NVIDIA’s projection of generating over $1 trillion in revenue from its Blackwell and Rubin chips between 2025 and 2027 is no longer mere market exuberance—it has become the central anchor for global AI infrastructure investment. Its latest quarter reported $81.6 billion in revenue, a staggering 85% year-over-year increase, with data center sales accounting for more than 90% of total revenue. Behind these figures lies near-insatiable demand from hyperscalers, sovereign AI funds, and enterprise clients. Yet despite this dominance, NVIDIA’s stock has shown signs of fatigue—not due to weakening fundamentals, but because investors are increasingly wary of valuation overextension, supply chain concentration, and the fragility of a single-technology trajectory.

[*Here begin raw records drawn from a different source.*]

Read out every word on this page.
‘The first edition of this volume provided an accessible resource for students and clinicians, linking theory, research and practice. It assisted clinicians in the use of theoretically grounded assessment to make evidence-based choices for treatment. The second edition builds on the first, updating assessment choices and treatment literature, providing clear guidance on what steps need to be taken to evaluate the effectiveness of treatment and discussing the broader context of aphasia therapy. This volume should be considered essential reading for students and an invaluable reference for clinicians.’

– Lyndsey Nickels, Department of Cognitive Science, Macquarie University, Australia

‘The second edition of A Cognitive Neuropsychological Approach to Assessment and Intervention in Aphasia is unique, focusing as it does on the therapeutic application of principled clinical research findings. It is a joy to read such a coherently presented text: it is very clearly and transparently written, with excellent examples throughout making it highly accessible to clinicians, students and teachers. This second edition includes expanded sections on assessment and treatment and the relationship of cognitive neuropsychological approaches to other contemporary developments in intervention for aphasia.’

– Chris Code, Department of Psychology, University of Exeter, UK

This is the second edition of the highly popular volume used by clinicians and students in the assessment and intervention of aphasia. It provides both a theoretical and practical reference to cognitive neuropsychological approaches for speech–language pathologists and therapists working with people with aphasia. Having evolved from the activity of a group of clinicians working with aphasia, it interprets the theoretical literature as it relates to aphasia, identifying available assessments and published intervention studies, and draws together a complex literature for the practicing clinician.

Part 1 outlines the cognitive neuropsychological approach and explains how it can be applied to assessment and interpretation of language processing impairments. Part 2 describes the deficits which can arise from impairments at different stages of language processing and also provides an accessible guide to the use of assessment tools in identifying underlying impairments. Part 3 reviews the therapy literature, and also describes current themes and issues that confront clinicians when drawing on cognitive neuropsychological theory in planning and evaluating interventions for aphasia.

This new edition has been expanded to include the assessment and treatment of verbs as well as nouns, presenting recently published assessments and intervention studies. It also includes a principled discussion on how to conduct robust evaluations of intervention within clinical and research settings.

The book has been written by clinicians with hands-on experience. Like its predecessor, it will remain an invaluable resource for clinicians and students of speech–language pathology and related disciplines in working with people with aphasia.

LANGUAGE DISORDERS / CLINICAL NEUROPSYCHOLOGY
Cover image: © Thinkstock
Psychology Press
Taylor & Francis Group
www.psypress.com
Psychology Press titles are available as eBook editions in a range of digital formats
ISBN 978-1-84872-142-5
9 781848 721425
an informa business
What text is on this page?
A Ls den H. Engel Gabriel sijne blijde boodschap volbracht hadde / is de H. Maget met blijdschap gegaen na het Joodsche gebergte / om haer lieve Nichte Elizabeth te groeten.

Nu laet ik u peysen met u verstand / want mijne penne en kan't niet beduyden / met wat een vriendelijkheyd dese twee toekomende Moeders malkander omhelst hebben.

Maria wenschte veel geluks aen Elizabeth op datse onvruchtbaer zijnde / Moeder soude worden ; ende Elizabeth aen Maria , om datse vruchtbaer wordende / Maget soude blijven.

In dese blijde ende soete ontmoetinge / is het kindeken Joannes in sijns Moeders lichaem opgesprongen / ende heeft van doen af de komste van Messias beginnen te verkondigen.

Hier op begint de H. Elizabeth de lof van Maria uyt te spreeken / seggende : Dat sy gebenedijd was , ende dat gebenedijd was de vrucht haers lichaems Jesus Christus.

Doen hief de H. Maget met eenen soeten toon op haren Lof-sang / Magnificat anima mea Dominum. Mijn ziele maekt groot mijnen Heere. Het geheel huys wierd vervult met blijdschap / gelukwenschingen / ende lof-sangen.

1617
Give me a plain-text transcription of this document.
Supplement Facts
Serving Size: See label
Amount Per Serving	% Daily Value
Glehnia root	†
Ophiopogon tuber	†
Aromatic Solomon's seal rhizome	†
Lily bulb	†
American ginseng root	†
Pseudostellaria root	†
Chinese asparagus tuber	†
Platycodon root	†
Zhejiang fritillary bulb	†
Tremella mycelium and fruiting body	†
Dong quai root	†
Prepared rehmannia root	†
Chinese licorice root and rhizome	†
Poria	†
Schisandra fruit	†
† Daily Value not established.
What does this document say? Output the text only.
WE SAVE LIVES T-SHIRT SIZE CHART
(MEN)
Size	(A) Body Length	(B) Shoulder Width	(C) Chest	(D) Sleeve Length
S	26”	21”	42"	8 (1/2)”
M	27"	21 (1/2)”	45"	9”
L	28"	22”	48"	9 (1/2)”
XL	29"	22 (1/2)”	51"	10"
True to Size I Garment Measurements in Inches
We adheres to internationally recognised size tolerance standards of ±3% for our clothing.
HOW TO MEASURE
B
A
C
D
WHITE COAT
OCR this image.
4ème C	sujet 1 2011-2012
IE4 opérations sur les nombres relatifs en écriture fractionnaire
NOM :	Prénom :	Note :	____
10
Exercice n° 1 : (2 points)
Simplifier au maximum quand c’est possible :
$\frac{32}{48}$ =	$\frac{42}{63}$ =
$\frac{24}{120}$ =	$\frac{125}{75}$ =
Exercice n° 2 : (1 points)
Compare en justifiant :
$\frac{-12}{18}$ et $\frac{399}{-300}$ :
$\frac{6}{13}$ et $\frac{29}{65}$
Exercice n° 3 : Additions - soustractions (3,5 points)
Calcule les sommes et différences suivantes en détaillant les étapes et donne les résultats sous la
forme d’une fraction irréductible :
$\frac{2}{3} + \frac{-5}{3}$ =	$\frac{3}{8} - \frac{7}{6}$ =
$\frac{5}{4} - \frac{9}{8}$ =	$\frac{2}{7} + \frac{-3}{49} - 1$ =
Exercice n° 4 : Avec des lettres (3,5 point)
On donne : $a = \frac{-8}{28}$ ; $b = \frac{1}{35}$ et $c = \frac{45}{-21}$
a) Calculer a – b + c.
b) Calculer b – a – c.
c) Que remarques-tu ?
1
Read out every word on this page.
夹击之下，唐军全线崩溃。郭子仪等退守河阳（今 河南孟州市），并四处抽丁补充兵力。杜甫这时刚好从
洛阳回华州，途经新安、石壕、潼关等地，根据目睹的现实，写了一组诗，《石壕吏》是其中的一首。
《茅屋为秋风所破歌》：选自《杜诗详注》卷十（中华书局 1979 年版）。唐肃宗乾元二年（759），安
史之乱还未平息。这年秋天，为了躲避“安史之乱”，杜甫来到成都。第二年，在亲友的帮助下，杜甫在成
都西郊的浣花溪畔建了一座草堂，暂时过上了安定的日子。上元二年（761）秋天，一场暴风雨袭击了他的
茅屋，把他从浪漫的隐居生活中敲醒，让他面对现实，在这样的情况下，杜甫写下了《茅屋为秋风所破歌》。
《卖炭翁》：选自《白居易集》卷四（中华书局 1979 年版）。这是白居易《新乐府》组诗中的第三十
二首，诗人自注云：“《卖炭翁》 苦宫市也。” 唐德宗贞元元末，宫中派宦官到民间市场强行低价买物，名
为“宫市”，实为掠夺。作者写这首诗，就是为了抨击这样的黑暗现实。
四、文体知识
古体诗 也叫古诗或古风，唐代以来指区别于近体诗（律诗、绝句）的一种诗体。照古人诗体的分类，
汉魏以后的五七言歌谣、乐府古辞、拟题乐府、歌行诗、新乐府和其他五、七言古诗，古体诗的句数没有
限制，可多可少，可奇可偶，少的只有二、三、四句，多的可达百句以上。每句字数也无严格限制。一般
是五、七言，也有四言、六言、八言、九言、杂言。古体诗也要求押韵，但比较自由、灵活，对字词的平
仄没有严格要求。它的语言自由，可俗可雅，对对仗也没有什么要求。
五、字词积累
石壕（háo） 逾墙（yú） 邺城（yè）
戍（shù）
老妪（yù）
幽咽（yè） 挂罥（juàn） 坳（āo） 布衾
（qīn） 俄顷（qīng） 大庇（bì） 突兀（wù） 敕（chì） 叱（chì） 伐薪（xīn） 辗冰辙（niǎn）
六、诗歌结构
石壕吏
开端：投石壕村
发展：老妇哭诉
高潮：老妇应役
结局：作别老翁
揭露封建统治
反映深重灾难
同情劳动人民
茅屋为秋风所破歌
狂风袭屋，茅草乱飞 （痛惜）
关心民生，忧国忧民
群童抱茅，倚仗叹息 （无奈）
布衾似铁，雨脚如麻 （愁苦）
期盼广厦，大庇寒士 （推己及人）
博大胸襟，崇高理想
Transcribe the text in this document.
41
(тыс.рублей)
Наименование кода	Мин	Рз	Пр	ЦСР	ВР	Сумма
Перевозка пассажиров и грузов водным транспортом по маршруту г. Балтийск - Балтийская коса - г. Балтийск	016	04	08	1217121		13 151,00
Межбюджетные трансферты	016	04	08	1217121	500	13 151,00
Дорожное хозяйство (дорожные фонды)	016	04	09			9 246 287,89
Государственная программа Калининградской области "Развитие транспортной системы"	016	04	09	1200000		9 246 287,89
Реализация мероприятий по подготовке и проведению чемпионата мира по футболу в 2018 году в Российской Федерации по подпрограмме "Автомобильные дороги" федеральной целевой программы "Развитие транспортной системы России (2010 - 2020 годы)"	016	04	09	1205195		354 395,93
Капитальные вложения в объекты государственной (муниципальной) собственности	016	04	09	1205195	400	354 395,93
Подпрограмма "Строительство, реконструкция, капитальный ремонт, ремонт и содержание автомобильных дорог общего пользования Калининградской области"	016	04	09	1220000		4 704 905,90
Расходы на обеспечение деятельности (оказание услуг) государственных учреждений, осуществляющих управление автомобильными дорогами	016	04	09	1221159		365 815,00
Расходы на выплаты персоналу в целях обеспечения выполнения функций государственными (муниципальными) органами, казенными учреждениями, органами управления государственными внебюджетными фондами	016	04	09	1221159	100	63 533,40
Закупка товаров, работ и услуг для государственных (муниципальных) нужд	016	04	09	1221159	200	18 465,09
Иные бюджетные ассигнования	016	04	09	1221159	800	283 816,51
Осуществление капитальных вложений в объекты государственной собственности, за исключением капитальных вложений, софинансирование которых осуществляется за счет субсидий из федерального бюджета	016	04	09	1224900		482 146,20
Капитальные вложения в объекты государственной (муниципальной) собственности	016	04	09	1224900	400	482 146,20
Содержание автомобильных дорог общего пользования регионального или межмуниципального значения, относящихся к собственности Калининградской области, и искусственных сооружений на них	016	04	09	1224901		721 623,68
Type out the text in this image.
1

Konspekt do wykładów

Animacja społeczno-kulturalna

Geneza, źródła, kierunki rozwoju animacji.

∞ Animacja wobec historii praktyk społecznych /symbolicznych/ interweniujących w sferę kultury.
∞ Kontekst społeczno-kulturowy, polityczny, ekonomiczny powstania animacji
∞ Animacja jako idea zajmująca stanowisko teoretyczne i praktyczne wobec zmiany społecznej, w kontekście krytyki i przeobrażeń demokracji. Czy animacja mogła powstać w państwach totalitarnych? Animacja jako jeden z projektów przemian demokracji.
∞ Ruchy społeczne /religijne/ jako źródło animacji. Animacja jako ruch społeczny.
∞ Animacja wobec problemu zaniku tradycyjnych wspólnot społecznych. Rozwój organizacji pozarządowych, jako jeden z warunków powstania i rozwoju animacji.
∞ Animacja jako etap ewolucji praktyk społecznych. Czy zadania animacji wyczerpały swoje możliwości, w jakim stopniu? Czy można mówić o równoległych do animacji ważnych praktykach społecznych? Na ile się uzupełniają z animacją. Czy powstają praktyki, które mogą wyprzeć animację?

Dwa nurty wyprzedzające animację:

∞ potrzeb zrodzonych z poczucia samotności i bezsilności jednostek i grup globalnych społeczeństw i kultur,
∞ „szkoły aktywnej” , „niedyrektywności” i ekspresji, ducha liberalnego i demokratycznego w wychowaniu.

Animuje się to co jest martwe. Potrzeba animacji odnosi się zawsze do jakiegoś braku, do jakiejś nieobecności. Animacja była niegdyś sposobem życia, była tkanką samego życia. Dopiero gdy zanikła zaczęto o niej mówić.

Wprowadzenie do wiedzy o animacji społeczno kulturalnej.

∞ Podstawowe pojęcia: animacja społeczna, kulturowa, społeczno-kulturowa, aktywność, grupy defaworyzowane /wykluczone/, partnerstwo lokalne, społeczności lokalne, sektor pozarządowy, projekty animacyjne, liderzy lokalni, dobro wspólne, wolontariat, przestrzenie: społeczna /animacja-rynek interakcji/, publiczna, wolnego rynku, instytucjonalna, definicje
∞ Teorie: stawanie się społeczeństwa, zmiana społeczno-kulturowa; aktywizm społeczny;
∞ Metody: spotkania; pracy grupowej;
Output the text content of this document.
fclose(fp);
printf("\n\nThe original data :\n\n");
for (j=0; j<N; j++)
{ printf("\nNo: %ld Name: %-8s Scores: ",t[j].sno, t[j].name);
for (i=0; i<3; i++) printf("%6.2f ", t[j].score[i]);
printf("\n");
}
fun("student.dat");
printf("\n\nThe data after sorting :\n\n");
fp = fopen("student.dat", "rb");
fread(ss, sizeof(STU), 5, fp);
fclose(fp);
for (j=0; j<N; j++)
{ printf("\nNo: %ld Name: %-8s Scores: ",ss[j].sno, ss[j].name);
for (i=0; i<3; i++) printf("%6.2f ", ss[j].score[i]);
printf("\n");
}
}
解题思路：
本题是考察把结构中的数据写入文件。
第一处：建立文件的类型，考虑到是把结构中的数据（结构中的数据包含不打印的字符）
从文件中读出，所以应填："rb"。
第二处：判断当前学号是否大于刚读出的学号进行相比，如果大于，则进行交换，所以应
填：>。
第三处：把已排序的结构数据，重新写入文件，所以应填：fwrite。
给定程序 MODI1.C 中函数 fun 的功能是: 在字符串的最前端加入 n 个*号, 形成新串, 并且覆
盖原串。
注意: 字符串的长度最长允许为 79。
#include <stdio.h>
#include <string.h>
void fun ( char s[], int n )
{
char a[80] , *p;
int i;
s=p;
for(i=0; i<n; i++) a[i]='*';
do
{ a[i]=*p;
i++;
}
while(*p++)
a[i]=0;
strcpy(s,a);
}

Meanwhile, AMD is quietly executing an asymmetric counterstrategy. Rather than directly challenging NVIDIA’s H100 or B200 in general-purpose AI training, AMD is focusing on inference optimization, custom accelerators, and an open software ecosystem. While the MI300X still lags behind Blackwell in raw performance, its improvements in power efficiency, memory bandwidth integration (notably through Infinity Fabric paired with HBM3e), and ROCm compatibility have already attracted Meta, Microsoft, and others to deploy AMD solutions for specific AI workloads. Crucially, AMD is leveraging TSMC’s capacity flexibility at the 3nm node and beyond to secure more agile wafer allocation—potentially sidestepping delivery bottlenecks that could arise from NVIDIA’s overwhelming order concentration.
Analysts at The Motley Fool repeatedly asking “Is NVIDIA stock a buy?” reflect a growing market schism: undeniable earnings momentum on one side, and skepticism toward the “sole winner” narrative on the other. This skepticism is not unfounded. The AI chip market is shifting from a unipolar explosion to a multi-track evolution. Training remains NVIDIA’s stronghold, but inference, edge AI, domain-specific models (e.g., healthcare, finance), and sovereign compute initiatives—particularly in Europe and the Middle East—are increasingly adopting hybrid or multi-vendor architectures. AMD’s full-stack capability (CPU + GPU + interconnect) gives it structural advantages in these niches.
Geopolitical dynamics further amplify this divergence. Ongoing U.S. export controls on high-end AI chips compel non-U.S. customers to seek alternatives. Although AMD’s MI300 series is also restricted, its product portfolio offers greater configurability—such as tuning HBM capacity or interconnect bandwidth—to create “compliant” variants that meet regulatory thresholds. This technical modularity enhances AMD’s negotiating leverage in government-backed AI projects across South Korea, Japan, and parts of Europe. NVIDIA’s solutions, by contrast, are highly integrated and less adaptable.
A deeper challenge lies in capital efficiency. NVIDIA’s ~75% gross margin depends on sustained process leadership and CUDA’s software moat. Any strain on TSMC’s 3nm/2nm capacity or meaningful erosion of CUDA’s dominance by open frameworks (e.g., MLX, Triton) could undermine its pricing power. AMD, meanwhile, pursues a “performance-cost-openness” triangle: not chasing peak specs, but delivering sufficient performance-per-dollar and developer freedom. As AI investment shifts from frenzy to rationalization, this approach may prove more resilient.
I judge that over the next 18 months, the AI chip market will settle into a “one-superpower, multiple-strong” configuration—but the definition of “superpower” is evolving. It’s no longer just about raw compute dominance, but about ecosystem control, supply chain resilience, and geopolitical adaptability. NVIDIA will retain leadership in high-end training, but AMD could capture 15–20% share in inference, customization, and sovereign projects—far exceeding its current ~5%. This shift won’t dethrone NVIDIA, but it will recalibrate investor expectations of perpetual hypergrowth.
The real question may not be whether NVIDIA remains a good stock, but whether the AI compute dividend is transitioning from hardware exclusivity to a shared value between software and silicon. As Meta, Google, and even Tesla develop in-house AI chips, and as open-source models reduce reliance on proprietary hardware, chipmakers’ value proposition must shift from “selling FLOPS” to “empowering developers.” In that deeper contest, whoever wins developer mindshare holds the ticket to the next era.